I fully agree that a PBC isn’t a panacea. That doesn’t change the fact that you’re confidently asserting incorrect things. I don’t expect that you’ll change your mind, so I’m not trying to convince you, I just want to make sure that the facts are laid out.


That I change my mind about what?

What I'm saying is that very likely Bluesky will grow for a few years without making a cent of profit, and be acquired by another company. And this has not much to do with if they are a PBC or LLC or whatever...


> But the decisions you made with ATProto so far make real federation almost impossible.

This kind of stuff.

> very likely Bluesky will grow for a few years without making a cent of profit, and be acquired by another company.

Or this bit.

It's fine, you're entitled to your opinion. I see things differently. I just mean I'm not trying to convince you of that stuff.


% of VC-funded tech startups that exit via appreciable >$0 acquisition is actually not particularly high relative to total failure/success, which makes sense if you think about it. The odds would seem even lower in this case just for mentioning the word "federated," regardless of the tech.


you're just factually wrong on this, sorry.


How am I wrong?

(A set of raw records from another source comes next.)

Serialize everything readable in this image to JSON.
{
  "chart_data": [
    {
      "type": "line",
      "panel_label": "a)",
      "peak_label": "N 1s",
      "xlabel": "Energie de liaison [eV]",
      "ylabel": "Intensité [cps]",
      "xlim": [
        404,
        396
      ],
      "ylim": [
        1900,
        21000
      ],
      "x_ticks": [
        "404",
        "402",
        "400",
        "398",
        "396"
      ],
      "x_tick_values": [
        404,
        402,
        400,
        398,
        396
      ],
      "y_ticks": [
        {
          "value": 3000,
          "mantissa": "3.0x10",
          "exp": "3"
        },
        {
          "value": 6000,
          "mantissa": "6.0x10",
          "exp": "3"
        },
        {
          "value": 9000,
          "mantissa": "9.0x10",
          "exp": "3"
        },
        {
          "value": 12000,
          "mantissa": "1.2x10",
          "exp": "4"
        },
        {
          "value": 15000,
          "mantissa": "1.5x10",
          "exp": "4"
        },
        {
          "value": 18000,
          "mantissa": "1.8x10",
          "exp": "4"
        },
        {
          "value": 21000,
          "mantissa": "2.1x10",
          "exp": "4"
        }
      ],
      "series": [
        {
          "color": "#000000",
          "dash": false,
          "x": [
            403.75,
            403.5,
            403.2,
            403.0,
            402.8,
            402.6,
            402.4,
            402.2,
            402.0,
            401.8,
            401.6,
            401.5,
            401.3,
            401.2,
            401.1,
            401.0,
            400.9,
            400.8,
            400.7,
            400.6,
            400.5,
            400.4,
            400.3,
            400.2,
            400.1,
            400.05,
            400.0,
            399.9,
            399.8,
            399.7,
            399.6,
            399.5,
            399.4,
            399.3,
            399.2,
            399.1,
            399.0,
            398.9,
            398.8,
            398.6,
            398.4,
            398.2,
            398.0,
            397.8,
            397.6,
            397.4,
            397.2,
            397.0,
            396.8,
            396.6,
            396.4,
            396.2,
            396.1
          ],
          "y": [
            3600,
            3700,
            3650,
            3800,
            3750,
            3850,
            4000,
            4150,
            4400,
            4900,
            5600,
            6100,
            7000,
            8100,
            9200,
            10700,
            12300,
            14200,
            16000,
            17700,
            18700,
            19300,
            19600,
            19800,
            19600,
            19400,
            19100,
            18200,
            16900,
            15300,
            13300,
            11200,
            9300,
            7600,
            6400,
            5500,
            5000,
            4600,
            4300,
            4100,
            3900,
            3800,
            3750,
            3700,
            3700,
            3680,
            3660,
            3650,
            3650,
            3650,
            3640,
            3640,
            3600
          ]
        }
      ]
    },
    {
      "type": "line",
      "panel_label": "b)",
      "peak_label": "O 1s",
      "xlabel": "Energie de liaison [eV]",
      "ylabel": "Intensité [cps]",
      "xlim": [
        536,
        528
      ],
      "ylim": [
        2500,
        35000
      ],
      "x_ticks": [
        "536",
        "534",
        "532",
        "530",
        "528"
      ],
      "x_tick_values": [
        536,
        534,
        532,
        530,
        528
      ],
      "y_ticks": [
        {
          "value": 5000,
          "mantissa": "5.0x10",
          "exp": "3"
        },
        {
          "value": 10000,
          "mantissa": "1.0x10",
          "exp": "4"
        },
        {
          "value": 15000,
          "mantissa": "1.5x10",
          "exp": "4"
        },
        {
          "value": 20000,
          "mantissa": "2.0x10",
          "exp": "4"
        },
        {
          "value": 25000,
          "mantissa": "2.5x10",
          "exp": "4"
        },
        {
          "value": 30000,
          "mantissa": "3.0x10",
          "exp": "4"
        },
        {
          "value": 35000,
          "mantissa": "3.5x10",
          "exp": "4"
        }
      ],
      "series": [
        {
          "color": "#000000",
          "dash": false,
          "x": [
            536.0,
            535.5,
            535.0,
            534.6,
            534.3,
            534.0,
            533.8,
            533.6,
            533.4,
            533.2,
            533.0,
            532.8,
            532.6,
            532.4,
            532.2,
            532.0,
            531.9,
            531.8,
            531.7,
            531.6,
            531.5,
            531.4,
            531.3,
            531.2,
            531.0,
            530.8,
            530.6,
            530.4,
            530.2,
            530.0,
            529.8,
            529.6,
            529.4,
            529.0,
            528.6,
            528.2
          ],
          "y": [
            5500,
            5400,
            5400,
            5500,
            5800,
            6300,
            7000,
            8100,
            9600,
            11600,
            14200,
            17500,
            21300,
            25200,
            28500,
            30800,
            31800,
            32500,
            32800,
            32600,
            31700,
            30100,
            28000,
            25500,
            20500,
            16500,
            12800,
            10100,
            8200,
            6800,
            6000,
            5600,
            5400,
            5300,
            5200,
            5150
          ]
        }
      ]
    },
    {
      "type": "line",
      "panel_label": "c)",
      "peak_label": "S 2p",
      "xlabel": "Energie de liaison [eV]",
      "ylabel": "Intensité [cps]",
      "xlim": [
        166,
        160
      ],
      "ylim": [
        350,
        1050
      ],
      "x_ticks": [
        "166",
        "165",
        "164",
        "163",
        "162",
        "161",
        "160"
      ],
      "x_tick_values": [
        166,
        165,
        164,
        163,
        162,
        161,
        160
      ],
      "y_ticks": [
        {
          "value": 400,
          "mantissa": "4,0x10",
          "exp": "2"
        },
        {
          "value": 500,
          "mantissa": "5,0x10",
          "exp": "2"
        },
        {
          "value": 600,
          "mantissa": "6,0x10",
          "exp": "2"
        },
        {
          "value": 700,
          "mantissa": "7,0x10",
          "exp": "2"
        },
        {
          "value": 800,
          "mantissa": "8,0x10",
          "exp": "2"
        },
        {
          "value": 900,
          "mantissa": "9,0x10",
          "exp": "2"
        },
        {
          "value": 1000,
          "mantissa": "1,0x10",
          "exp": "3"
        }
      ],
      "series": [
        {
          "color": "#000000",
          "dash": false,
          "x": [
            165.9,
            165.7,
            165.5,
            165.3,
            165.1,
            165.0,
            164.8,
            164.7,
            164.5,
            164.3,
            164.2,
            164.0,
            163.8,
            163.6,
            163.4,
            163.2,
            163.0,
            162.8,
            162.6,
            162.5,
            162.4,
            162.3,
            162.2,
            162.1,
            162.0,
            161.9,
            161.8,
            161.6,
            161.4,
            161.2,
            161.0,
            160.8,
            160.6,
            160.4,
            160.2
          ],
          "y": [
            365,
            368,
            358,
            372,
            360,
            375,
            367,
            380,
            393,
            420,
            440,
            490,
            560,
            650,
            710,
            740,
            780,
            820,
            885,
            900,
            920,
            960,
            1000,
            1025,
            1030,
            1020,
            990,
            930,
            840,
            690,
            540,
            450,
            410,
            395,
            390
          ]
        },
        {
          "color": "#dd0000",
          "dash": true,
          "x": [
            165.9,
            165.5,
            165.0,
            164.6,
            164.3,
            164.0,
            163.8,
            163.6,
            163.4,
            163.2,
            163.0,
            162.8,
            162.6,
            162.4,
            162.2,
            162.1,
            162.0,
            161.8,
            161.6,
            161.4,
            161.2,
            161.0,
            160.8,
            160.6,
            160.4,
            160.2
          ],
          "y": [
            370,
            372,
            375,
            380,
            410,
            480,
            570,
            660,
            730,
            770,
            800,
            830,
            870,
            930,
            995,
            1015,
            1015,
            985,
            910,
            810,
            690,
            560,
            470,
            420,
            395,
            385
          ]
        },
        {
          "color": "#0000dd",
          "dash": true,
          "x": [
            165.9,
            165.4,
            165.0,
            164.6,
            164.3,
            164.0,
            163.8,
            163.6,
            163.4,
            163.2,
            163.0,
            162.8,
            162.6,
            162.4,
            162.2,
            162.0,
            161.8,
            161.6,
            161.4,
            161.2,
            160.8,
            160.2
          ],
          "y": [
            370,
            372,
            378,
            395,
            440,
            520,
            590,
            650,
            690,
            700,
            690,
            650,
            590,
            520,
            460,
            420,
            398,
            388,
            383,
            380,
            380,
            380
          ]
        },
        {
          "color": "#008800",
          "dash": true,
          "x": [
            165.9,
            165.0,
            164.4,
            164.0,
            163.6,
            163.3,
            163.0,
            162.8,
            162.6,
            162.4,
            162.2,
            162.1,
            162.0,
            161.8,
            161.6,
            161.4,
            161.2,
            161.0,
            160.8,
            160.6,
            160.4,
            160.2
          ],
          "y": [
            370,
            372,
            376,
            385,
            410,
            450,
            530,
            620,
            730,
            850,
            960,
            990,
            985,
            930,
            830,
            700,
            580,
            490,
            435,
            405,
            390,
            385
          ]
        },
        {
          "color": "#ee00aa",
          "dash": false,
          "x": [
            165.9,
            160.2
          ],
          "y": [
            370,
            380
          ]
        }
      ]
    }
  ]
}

If I'm wrong it's that even more vague what a PBC needs to legally do to support its public cause, but in reality many PBCs end up with donating a certain % of their profits. But my understanding is that there are also other ways to support your public cause.

We don't know what Bluesky Social PBC has committed to in their certificate of incorporation.


A standard C corp (and more relevantly its officers) is legally obligated to maximize profit for shareholders at the expense of any mission.

For a B-corp if the investors sue the board or CEO for breaching fiduciary duty for not maximizing profit, the response is "we were following the mission (and you knew we would be following the mission going in), GFY"


Who cares about profit? We're in the VC world now, where many companies grow quickly without making a cent of profit and then get sold off. How does a B corp help here?